Sometime anywhere

The Church

par Emmanuel Durocher le 17/10/2017

Note: 8.0    

Formé à Sydney en 1980, The Church débarque en plein dans l'effervescence des scènes post-punk et new-wave. Leur premier album "Of skins and heart", signé sur une major est remarqué jusqu'en Europe et aux Etats-Unis. Il s'ensuit une carrière chaotique faite de bas (pas mal de flops, quelques délires prog-rock pas des plus inspirés, des gros problèmes de drogue, séparations incertaines et reformations en tout genre...) et de hauts avec comme point d'orgue "Starfish" en 1988 et le (très surestimé) hit planétaire "Under the milky way". Cela n'a pas empêché les Australiens de surmonter les épreuves, leur dernier album en date "Uninvited like the clouds" a été enregistré en 2006 mais les sorties se font de plus en plus confidentielles.

En 1994, lorsque parait "Sometime anywhere" chez Arista, The Church est en pleine crise, le guitariste Peter Koopes a lâché l'aventure pour tenter une carrière solo (il reviendra un peu plus tard) et le batteur Jay Dee Daugherty a quitté le navire. Le groupe se résume à ses deux membres fondateurs : le chanteur-bassiste Steve Kilbey et le guitariste Marty Wilson-Piper, deux musiciens qui sont embarqués sur d'autres projets (le premier collabore avec Grant McLennan des Go-Betweens dans Jack Frost et le second travaille avec All About Eve et Ultraviolet).

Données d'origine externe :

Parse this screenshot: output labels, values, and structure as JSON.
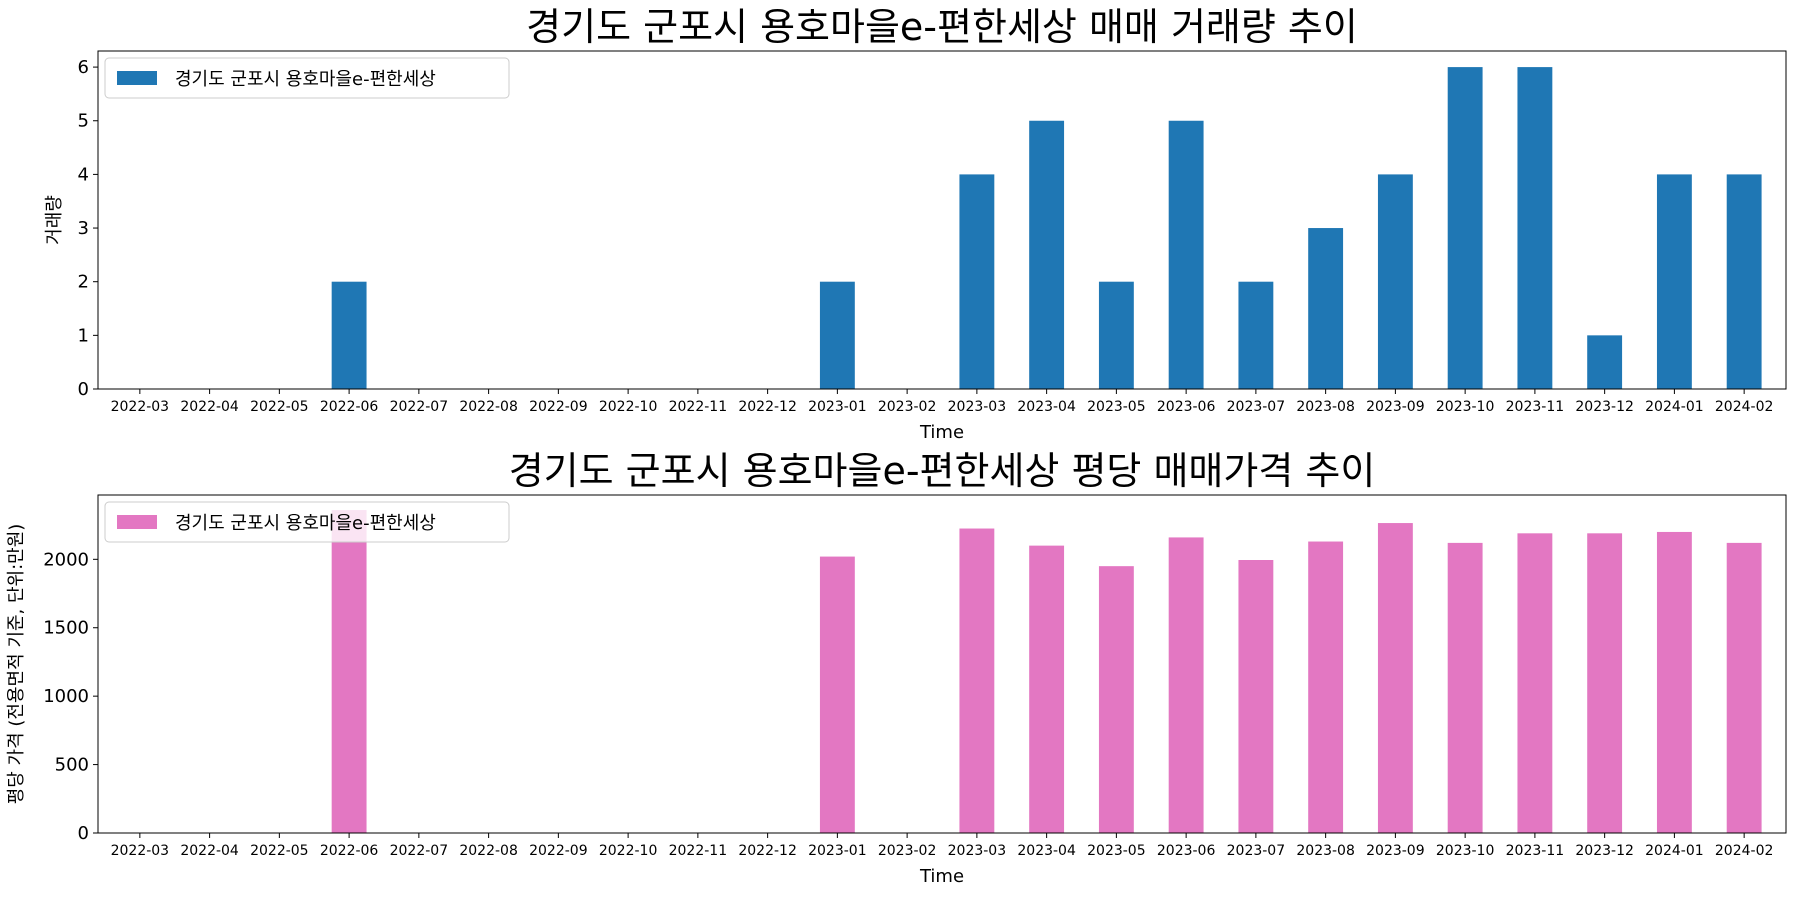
{
  "chart_data": [
    {
      "type": "bar",
      "title": "경기도 군포시 용호마을e-편한세상 매매 거래량 추이",
      "xlabel": "Time",
      "ylabel": "거래량",
      "categories": [
        "2022-03",
        "2022-04",
        "2022-05",
        "2022-06",
        "2022-07",
        "2022-08",
        "2022-09",
        "2022-10",
        "2022-11",
        "2022-12",
        "2023-01",
        "2023-02",
        "2023-03",
        "2023-04",
        "2023-05",
        "2023-06",
        "2023-07",
        "2023-08",
        "2023-09",
        "2023-10",
        "2023-11",
        "2023-12",
        "2024-01",
        "2024-02"
      ],
      "series": [
        {
          "name": "경기도 군포시 용호마을e-편한세상",
          "color": "#1f77b4",
          "values": [
            0,
            0,
            0,
            2,
            0,
            0,
            0,
            0,
            0,
            0,
            2,
            0,
            4,
            5,
            2,
            5,
            2,
            3,
            4,
            6,
            6,
            1,
            4,
            4
          ]
        }
      ],
      "ylim": [
        0,
        6.3
      ],
      "yticks": [
        0,
        1,
        2,
        3,
        4,
        5,
        6
      ],
      "grid": false,
      "legend": "upper-left"
    },
    {
      "type": "bar",
      "title": "경기도 군포시 용호마을e-편한세상 평당 매매가격 추이",
      "xlabel": "Time",
      "ylabel": "평당 가격 (전용면적 기준, 단위:만원)",
      "categories": [
        "2022-03",
        "2022-04",
        "2022-05",
        "2022-06",
        "2022-07",
        "2022-08",
        "2022-09",
        "2022-10",
        "2022-11",
        "2022-12",
        "2023-01",
        "2023-02",
        "2023-03",
        "2023-04",
        "2023-05",
        "2023-06",
        "2023-07",
        "2023-08",
        "2023-09",
        "2023-10",
        "2023-11",
        "2023-12",
        "2024-01",
        "2024-02"
      ],
      "series": [
        {
          "name": "경기도 군포시 용호마을e-편한세상",
          "color": "#e377c2",
          "values": [
            0,
            0,
            0,
            2360,
            0,
            0,
            0,
            0,
            0,
            0,
            2020,
            0,
            2225,
            2100,
            1950,
            2160,
            1995,
            2130,
            2265,
            2120,
            2190,
            2190,
            2200,
            2120
          ]
        }
      ],
      "ylim": [
        0,
        2470
      ],
      "yticks": [
        0,
        500,
        1000,
        1500,
        2000
      ],
      "grid": false,
      "legend": "upper-left"
    }
  ]
}
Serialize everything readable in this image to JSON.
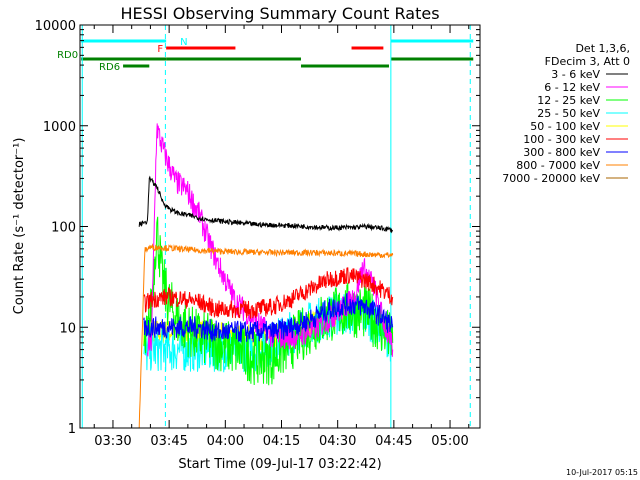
{
  "chart_data": {
    "type": "line",
    "title": "HESSI Observing Summary Count Rates",
    "xlabel": "Start Time (09-Jul-17 03:22:42)",
    "ylabel": "Count Rate (s⁻¹ detector⁻¹)",
    "x_ticks": [
      "03:30",
      "03:45",
      "04:00",
      "04:15",
      "04:30",
      "04:45",
      "05:00"
    ],
    "x_tick_minutes": [
      7.3,
      22.3,
      37.3,
      52.3,
      67.3,
      82.3,
      97.3
    ],
    "xlim_minutes": [
      -1.5,
      105.3
    ],
    "y_scale": "log",
    "y_ticks": [
      "1",
      "10",
      "100",
      "1000",
      "10000"
    ],
    "ylim": [
      1,
      10000
    ],
    "legend_header": [
      "Det 1,3,6,",
      "FDecim 3, Att 0"
    ],
    "series": [
      {
        "name": "3 - 6 keV",
        "color": "#000000",
        "x": [
          14.3,
          15.8,
          16.5,
          17.0,
          19.0,
          20.5,
          21.5,
          23,
          25,
          28,
          32,
          37,
          45,
          55,
          65,
          72,
          75,
          80,
          82
        ],
        "y": [
          105,
          110,
          112,
          300,
          250,
          180,
          160,
          145,
          135,
          128,
          118,
          112,
          105,
          102,
          97,
          98,
          100,
          95,
          92
        ]
      },
      {
        "name": "6 - 12 keV",
        "color": "#ff00ff",
        "x": [
          16.5,
          17.5,
          18.0,
          19.0,
          20.0,
          22,
          24,
          27,
          30,
          33,
          35,
          40,
          45,
          50,
          55,
          60,
          65,
          70,
          72,
          74,
          77,
          80,
          82
        ],
        "y": [
          6,
          7,
          30,
          1000,
          700,
          430,
          280,
          230,
          140,
          70,
          45,
          18,
          12,
          8,
          8,
          9,
          12,
          17,
          21,
          40,
          25,
          10,
          6
        ]
      },
      {
        "name": "12 - 25 keV",
        "color": "#00ff00",
        "x": [
          15.5,
          16.5,
          17.5,
          19.0,
          20.5,
          22,
          25,
          30,
          35,
          40,
          45,
          50,
          55,
          60,
          65,
          70,
          75,
          80,
          82
        ],
        "y": [
          6,
          8,
          15,
          100,
          30,
          18,
          11,
          8,
          7,
          6,
          5,
          5,
          7,
          10,
          13,
          15,
          14,
          9,
          7
        ]
      },
      {
        "name": "25 - 50 keV",
        "color": "#00ffff",
        "x": [
          15.5,
          17,
          19,
          22,
          25,
          30,
          35,
          40,
          45,
          50,
          55,
          60,
          65,
          70,
          75,
          80,
          82
        ],
        "y": [
          5,
          6,
          6,
          6,
          6,
          6,
          6,
          6,
          6,
          7,
          9,
          11,
          13,
          14,
          13,
          9,
          7
        ]
      },
      {
        "name": "50 - 100 keV",
        "color": "#ffff00",
        "x": [
          15.5,
          20,
          30,
          40,
          50,
          60,
          65,
          70,
          75,
          80,
          82
        ],
        "y": [
          9,
          9,
          9,
          8,
          8,
          11,
          13,
          15,
          14,
          10,
          9
        ]
      },
      {
        "name": "100 - 300 keV",
        "color": "#ff0000",
        "x": [
          15.5,
          18,
          22,
          26,
          30,
          35,
          40,
          45,
          50,
          55,
          60,
          65,
          70,
          75,
          78,
          82
        ],
        "y": [
          17,
          19,
          20,
          19,
          18,
          15,
          15,
          15,
          16,
          19,
          24,
          30,
          33,
          29,
          25,
          20
        ]
      },
      {
        "name": "300 - 800 keV",
        "color": "#0000ff",
        "x": [
          15.5,
          20,
          25,
          30,
          35,
          40,
          45,
          50,
          55,
          60,
          65,
          70,
          75,
          80,
          82
        ],
        "y": [
          10,
          10,
          10,
          10,
          9,
          9,
          9,
          9,
          10,
          12,
          15,
          17,
          16,
          12,
          10
        ]
      },
      {
        "name": "800 - 7000 keV",
        "color": "#ff8000",
        "x": [
          14.3,
          15.8,
          17,
          20,
          25,
          30,
          40,
          50,
          60,
          70,
          80,
          82
        ],
        "y": [
          1,
          58,
          62,
          62,
          60,
          58,
          56,
          55,
          55,
          54,
          52,
          52
        ]
      },
      {
        "name": "7000 - 20000 keV",
        "color": "#a86400",
        "x": [
          14.3,
          15.8,
          17,
          20,
          30,
          40,
          50,
          60,
          70,
          80,
          82
        ],
        "y": [
          1,
          1,
          1,
          1,
          1,
          1,
          1,
          1,
          1,
          1,
          1
        ]
      }
    ],
    "grid": false,
    "legend_placement": "right, outside plot"
  },
  "flags": {
    "row1": [
      {
        "label": "N",
        "color": "#00ffff",
        "x0": -1.2,
        "x1": 21.5
      },
      {
        "label": "",
        "color": "#00ffff",
        "x0": 81.5,
        "x1": 103.5
      }
    ],
    "row2": [
      {
        "label": "F",
        "color": "#ff0000",
        "x0": 21.5,
        "x1": 40.0
      },
      {
        "label": "",
        "color": "#ff0000",
        "x0": 71.0,
        "x1": 79.5
      }
    ],
    "row3": [
      {
        "label": "RD0",
        "color": "#008000",
        "x0": -1.2,
        "x1": 21.5
      },
      {
        "label": "",
        "color": "#008000",
        "x0": 21.5,
        "x1": 57.5
      },
      {
        "label": "",
        "color": "#008000",
        "x0": 81.5,
        "x1": 103.5
      }
    ],
    "row4": [
      {
        "label": "RD6",
        "color": "#008000",
        "x0": 10.0,
        "x1": 17.0
      },
      {
        "label": "",
        "color": "#008000",
        "x0": 57.5,
        "x1": 81.0
      }
    ]
  },
  "vlines": [
    {
      "x": -0.9,
      "style": "solid",
      "color": "#00ffff"
    },
    {
      "x": 21.3,
      "style": "dashed",
      "color": "#00ffff"
    },
    {
      "x": 81.5,
      "style": "solid",
      "color": "#00ffff"
    },
    {
      "x": 102.7,
      "style": "dashed",
      "color": "#00ffff"
    }
  ],
  "footer_date": "10-Jul-2017 05:15"
}
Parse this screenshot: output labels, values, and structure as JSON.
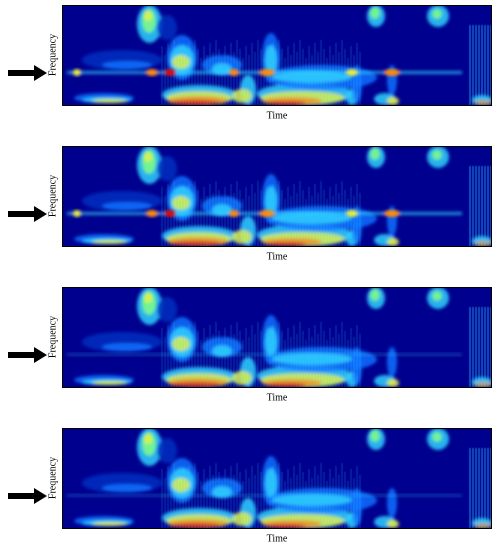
{
  "panels": [
    {
      "x_label": "Time",
      "y_label": "Frequency"
    },
    {
      "x_label": "Time",
      "y_label": "Frequency"
    },
    {
      "x_label": "Time",
      "y_label": "Frequency"
    },
    {
      "x_label": "Time",
      "y_label": "Frequency"
    }
  ]
}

The Church est en manque de fidèles en son sein, son existence est menacée. Cependant Kilbey et Wilson-Piper tentent le pari de ce neuvième album, recrutent un nouveau batteur, le Néo-Zélandais Tim Powles (qui restera par la suite à son poste) et repartent sur de nouvelles bases, laissant de côté les tics stylistiques du groupe et se lançant à travers des expérimentations spontanées et électroniques ainsi qu'une approche du processus graduel et créatif de la sculpture en l'appliquant aux compositions.

Ce qui étonne sur "Sometime anywhere", c'est en effet la liberté que semble vouloir se donner les musiciens, aussi bien dans la structure des chansons (durées variables, styles différents, instrumentaux…) que dans leur réalisation, les deux leaders échangent leurs instruments et Kilbey n'hésite pas à partager sur certains morceaux le chant avec son acolyte ("Angelica", "Two places at once") voire à lui laisser la place ("Fly home"). A sa sortie, à l’orée de la fumeuse ère brit-pop, l'album fait figure d'Ovni à côté de la plaque : les chansons se partagent entre new wave de base ("Day of the dead"), groove halluciné à la Happy Mondays ("Angelica"), instrumental slavisant ("Eastern"), pop faisant la part belle aux guitares jingle-jangle si chères aux groupes des années 80 ("Loveblind", "Authority", "Business woman"), slow idéal pour rouler sa première pelle ("Two places at once") et rock psychédélique avec de longs morceaux pour rentrer tranquillement dans l'ambiance, "Fly home" et le superbe "The dead's man dream", rêve fantomatique qui montre que Mercury Rev n'a rien inventé.

On pourra peut-être déplorer le décollage un peu difficile du disque mais il arrive à trouver petit à petit sa vitesse de croisière ou quelques aspects power pop rencontrés au détour de certains morceaux qui peuvent énerver mais la sincérité et le côté un peu anachronique lui apporte un charme assez difficile à décrire. Finalement, "Sometime anywhere" peut-être beaucoup de choses : petite perle pop, conte psychédélique déconstruit, concept album ou simplement un chapitre parmi tant d'autres d'une épopée qui se poursuit depuis plus d'un quart de siècle.